Quant aux causes de l’agression contre le Liban,
elles sont nombreuses. Certaines ont rapport avec la
situation libanaise intérieure ; d’autres sont liées
à ce qui se passe en Palestine et dans certains pays
arabes, l’Irak en particulier, ou régionaux, tel
l’Iran.
1.Nous pouvons résumer les "causes libanaises" comme suit :
• Détruire la Résistance islamique (et réquisitionner les armes en sa possession) et, surtout, mettre fin à toute action de résistance maintenant et à l’avenir... Sans oublier l’objectif de mettre la main sur les armes des palestiniens vivant au Liban (non seulement à l’extérieur, mais aussi à l’intérieur des camps).
• "Nettoyer" la région libanaise se trouvant au Sud du Litani de toutes les armes lourdes et à longue portée. Cela doit être accompagné d’un retour à l’Armistice (1949) qui spécifiait la présence, dans cette région, d’un effectif militaire réduit et utilisant des armes légères ; ce qui permettrait à Israël d’opérer des raids et des incursions au Liban sans avoir à se préoccuper de la situation des "colonies" du Nord. Il faut dire que ce que nous trouvons étrange dans tout cela, c’est le fait que certaines parties du regroupement appelé "14 février" aient pu insister sur ce même point...
• En finir avec la revendication concernant la "libanité" des fermes de Chebaa et des hauteurs de Kfarchouba, vu que ces zones ont une importance stratégique et économique vitale pour les Israéliens qui profitent pour asseoir leur occupation de ces terres libanaises de la position ambiguë de la Syrie, d’une part, et des allégations de certains hommes politiques de la "majorité" que ces fermes sont syriennes.
• Soutirer, à nouveau, l’eau des fleuves libanais se trouvant au Sud du Litani, vu que cette eau est vitale pour le développement de l’agriculture israélienne, en particulier les arbres fruitiers. Et nous sommes à même de dire que c’est la compétition entre les produits agricoles libanais et ceux d’Israël sur certains marchés, qui a poussé Israël à brûler de grandes surfaces de terres cultivées, non seulement dans le Sud et la Békaa Ouest, mais aussi dans les régions de la Békaa du centre et du Nord (où a eu lieu le massacre d’Al-Qaa)... De plus, l’aviation israélienne a fait des raids contre les canaux d’irrigation le long du fleuve Litani, détruisant même les canalisations à l’intérieur des champs irrigués, surtout dans la Békaa Ouest.
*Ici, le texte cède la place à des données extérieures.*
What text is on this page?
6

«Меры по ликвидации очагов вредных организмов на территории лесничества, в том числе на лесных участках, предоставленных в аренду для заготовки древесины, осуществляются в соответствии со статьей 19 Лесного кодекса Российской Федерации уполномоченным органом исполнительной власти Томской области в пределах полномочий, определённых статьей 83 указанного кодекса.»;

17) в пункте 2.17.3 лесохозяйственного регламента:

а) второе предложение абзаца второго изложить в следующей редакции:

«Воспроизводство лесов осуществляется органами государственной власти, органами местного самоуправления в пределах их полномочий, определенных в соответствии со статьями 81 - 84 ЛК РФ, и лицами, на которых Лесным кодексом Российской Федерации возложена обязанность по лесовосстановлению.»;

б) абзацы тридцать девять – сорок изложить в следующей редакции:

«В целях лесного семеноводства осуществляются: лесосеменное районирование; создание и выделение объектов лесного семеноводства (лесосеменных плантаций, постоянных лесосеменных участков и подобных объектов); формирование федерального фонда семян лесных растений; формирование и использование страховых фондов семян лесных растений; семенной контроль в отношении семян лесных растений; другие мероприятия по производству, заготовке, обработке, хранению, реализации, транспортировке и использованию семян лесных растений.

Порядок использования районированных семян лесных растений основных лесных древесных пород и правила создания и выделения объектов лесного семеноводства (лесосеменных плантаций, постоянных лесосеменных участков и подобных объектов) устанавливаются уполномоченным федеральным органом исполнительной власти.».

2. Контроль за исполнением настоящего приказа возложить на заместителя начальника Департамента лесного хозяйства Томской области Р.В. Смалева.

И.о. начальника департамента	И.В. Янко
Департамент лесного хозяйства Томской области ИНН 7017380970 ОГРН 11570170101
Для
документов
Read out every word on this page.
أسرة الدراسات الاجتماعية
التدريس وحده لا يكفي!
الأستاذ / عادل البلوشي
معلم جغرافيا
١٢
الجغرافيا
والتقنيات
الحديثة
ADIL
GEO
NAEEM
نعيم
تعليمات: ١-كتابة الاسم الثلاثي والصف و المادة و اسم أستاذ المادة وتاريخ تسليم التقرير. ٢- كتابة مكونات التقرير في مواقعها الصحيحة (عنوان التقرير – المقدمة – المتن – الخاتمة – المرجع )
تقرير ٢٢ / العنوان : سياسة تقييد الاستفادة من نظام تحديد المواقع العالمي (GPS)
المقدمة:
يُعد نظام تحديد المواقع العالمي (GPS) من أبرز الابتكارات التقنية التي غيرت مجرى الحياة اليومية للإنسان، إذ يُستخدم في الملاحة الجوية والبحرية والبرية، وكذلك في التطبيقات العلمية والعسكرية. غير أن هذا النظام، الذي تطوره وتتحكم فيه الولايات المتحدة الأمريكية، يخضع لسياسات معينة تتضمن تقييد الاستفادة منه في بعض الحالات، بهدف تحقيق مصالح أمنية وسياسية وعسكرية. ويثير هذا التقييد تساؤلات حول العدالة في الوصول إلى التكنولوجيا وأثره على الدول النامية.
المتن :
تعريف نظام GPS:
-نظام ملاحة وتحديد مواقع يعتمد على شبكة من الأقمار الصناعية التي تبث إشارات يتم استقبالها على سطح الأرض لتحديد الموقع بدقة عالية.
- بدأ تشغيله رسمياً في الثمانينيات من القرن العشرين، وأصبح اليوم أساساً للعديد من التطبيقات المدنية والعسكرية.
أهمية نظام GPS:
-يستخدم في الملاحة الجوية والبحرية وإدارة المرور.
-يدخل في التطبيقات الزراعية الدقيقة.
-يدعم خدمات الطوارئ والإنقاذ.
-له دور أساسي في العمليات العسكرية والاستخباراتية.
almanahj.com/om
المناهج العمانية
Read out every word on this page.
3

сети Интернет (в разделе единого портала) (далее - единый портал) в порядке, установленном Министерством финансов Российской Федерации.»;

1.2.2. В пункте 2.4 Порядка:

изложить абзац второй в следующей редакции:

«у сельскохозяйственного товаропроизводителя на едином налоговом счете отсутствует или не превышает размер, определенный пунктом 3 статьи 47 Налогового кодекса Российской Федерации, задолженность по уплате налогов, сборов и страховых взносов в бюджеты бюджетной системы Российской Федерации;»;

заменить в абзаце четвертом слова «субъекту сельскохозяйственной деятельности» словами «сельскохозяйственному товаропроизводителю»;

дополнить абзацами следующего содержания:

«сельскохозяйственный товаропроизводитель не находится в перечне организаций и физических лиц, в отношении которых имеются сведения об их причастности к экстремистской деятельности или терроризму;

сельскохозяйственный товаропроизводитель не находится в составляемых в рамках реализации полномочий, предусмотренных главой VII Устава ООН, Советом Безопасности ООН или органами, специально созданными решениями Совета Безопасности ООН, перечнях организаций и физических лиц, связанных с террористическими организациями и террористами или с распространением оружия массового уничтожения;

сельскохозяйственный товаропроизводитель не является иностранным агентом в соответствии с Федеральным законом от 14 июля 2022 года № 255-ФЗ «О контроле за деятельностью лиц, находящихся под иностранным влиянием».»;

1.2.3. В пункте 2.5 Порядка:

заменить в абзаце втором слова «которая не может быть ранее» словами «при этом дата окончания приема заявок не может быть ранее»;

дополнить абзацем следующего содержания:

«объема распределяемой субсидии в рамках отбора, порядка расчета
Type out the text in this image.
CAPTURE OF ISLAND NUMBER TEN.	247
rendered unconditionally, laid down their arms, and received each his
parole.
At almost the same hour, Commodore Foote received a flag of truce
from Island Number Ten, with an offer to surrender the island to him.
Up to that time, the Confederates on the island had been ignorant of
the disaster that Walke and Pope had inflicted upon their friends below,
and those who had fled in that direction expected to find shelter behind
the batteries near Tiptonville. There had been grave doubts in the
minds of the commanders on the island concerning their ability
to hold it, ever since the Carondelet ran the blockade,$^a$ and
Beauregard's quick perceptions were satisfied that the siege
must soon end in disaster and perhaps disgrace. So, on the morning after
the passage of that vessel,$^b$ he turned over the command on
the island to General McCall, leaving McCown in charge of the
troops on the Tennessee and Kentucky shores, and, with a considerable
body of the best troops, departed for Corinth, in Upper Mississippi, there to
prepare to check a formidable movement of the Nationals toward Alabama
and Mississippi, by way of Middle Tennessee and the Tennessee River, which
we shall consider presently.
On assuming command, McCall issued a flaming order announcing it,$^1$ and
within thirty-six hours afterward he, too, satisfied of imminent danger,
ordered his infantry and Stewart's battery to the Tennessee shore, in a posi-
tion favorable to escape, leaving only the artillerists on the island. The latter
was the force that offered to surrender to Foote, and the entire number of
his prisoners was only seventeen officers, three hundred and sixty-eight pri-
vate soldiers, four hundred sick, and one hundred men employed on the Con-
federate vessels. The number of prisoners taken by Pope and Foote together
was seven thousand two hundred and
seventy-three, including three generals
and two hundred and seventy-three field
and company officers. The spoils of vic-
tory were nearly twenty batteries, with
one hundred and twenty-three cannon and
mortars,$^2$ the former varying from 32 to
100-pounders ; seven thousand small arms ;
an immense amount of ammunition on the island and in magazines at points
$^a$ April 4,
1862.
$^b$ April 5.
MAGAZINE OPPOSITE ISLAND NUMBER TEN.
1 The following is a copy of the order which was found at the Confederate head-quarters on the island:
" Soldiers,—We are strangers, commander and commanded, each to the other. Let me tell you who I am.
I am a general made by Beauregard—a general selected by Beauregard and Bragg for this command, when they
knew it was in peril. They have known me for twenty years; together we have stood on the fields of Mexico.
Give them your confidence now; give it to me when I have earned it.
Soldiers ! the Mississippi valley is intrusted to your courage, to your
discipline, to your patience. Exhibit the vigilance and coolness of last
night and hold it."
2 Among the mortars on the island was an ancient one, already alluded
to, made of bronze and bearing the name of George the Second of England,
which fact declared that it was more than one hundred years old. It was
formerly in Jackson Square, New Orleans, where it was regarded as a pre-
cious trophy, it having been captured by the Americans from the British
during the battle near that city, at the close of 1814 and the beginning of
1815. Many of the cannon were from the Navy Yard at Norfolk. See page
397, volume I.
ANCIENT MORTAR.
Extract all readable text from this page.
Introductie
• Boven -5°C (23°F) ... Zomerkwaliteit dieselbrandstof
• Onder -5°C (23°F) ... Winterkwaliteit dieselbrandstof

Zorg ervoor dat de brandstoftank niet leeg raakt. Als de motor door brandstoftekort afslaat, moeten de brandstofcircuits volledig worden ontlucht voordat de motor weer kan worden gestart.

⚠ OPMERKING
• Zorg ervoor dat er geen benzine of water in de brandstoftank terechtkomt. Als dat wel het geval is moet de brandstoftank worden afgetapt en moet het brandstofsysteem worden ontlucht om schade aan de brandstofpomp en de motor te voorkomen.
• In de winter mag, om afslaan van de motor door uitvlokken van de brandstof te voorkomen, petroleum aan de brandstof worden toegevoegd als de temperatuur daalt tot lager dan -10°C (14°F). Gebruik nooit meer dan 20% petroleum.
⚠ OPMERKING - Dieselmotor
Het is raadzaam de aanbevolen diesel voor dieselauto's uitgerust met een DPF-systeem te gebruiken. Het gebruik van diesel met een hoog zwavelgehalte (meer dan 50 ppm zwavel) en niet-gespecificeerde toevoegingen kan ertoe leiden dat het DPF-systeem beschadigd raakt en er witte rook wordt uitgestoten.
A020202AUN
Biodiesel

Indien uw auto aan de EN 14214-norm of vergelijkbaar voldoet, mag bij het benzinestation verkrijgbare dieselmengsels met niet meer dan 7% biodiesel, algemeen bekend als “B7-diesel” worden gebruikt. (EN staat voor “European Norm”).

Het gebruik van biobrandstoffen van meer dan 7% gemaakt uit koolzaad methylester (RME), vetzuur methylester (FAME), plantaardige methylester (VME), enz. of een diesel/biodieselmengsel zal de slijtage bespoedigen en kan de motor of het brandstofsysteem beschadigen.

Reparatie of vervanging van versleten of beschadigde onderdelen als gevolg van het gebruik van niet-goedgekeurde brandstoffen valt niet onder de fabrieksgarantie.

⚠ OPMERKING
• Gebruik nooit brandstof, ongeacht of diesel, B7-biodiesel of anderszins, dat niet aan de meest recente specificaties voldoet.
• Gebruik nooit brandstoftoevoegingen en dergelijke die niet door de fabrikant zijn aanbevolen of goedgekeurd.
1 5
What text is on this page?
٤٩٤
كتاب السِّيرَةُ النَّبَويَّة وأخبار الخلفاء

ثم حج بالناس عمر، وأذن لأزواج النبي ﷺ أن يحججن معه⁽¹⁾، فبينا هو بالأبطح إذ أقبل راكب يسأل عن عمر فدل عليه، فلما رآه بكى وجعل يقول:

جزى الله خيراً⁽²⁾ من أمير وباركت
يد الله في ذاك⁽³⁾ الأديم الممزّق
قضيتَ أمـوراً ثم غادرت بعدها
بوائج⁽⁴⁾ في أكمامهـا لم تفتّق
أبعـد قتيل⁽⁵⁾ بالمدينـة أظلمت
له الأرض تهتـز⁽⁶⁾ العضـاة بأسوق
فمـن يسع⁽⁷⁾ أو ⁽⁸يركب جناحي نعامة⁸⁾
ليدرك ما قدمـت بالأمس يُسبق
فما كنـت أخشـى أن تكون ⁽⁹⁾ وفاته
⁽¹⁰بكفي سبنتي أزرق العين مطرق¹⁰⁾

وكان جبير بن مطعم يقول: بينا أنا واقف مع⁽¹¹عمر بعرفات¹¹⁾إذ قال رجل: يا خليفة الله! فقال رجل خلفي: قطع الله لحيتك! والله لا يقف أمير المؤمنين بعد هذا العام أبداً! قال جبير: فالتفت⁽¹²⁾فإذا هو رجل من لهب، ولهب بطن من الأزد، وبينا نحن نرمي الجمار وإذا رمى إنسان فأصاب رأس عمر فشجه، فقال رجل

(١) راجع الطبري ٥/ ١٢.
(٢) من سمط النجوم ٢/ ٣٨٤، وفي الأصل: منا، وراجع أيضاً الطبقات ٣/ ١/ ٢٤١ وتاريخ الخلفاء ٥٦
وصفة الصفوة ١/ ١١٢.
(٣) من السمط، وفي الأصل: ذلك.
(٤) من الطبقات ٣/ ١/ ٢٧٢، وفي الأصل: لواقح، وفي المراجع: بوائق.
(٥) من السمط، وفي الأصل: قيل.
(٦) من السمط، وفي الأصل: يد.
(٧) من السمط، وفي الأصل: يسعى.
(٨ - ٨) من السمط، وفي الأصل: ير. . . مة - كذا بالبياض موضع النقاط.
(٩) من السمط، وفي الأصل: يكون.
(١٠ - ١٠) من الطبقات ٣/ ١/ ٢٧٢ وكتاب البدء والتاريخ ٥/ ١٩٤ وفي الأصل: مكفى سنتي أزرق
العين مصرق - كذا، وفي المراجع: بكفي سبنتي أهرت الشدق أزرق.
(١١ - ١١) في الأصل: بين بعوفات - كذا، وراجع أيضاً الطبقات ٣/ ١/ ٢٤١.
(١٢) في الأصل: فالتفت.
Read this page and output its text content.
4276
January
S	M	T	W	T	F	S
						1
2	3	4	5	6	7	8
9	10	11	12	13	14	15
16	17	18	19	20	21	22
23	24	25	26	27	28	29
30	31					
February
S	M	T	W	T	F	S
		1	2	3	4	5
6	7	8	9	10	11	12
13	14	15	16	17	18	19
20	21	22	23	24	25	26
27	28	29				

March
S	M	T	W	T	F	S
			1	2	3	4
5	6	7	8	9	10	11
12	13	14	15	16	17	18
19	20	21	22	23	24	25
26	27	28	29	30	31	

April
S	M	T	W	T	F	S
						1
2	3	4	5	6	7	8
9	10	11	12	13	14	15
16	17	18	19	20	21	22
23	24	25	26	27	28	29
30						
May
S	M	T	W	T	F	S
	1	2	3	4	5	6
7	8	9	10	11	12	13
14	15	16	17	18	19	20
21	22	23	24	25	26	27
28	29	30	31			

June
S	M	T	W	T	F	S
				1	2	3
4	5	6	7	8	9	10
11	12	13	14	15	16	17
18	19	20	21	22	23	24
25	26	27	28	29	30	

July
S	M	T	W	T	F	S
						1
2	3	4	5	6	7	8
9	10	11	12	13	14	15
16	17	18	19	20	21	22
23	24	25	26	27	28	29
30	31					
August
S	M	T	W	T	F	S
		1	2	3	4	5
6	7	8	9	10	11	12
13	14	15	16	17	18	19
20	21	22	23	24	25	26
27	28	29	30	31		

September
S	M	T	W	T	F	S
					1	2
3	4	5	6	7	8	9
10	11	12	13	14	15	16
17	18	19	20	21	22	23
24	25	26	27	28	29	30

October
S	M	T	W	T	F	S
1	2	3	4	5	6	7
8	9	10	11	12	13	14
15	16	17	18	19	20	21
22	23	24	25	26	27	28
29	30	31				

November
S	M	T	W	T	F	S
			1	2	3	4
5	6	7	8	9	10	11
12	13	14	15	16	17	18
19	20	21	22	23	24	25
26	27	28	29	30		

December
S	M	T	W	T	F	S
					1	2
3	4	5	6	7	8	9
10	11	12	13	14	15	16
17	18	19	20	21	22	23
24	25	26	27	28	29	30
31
Le but : détruire les récoltes et, aussi, d’interdire aux Libanais, pendant un certain temps, de pouvoir profiter de l’eau du Litani, ce qui renforcerait les "justificatifs" avancés et selon lesquels : Israël soutire l’eau du Liban parce que cette eau n’est pas utilisée et qu’elle se jette ...dans la mer[7].
• Aider certaines forces "alliées" d’Israël dans le milieu politique libanais afin qu’elles puissent poursuivre les changements qu’elles n’ont pas pu faire lors de la guerre de 1982 ; ce qui permettrait le retour du Liban dans le giron américain qu’il avait quitté dans les années soixante du XX° siècle, par suite de plusieurs faits arabes et internationaux, dont les plus importants furent : le rôle joué par Jamal Abdoul-Nasser, après la Révolution du 4 juillet 1952, la Résistance palestinienne et, aussi, le changement positif qui s’était opéré dans les relations entre le mouvement nationaliste arabe et le mouvement communiste, tant à cause du rôle joué par le Parti Communiste libanais dans la Résistance contre l’occupation (la création de la "Garde nationale", en 1969, et la participation active à la création des "Forces des partisans", en 1970) que grâce à l’appui de l’Union soviétique à la cause des peuples arabes...
•
Pousser le Liban à signer des accords avec Israël au
terme de quoi il accepterait de garder une partie
des Palestiniens qui vivent sur son territoire...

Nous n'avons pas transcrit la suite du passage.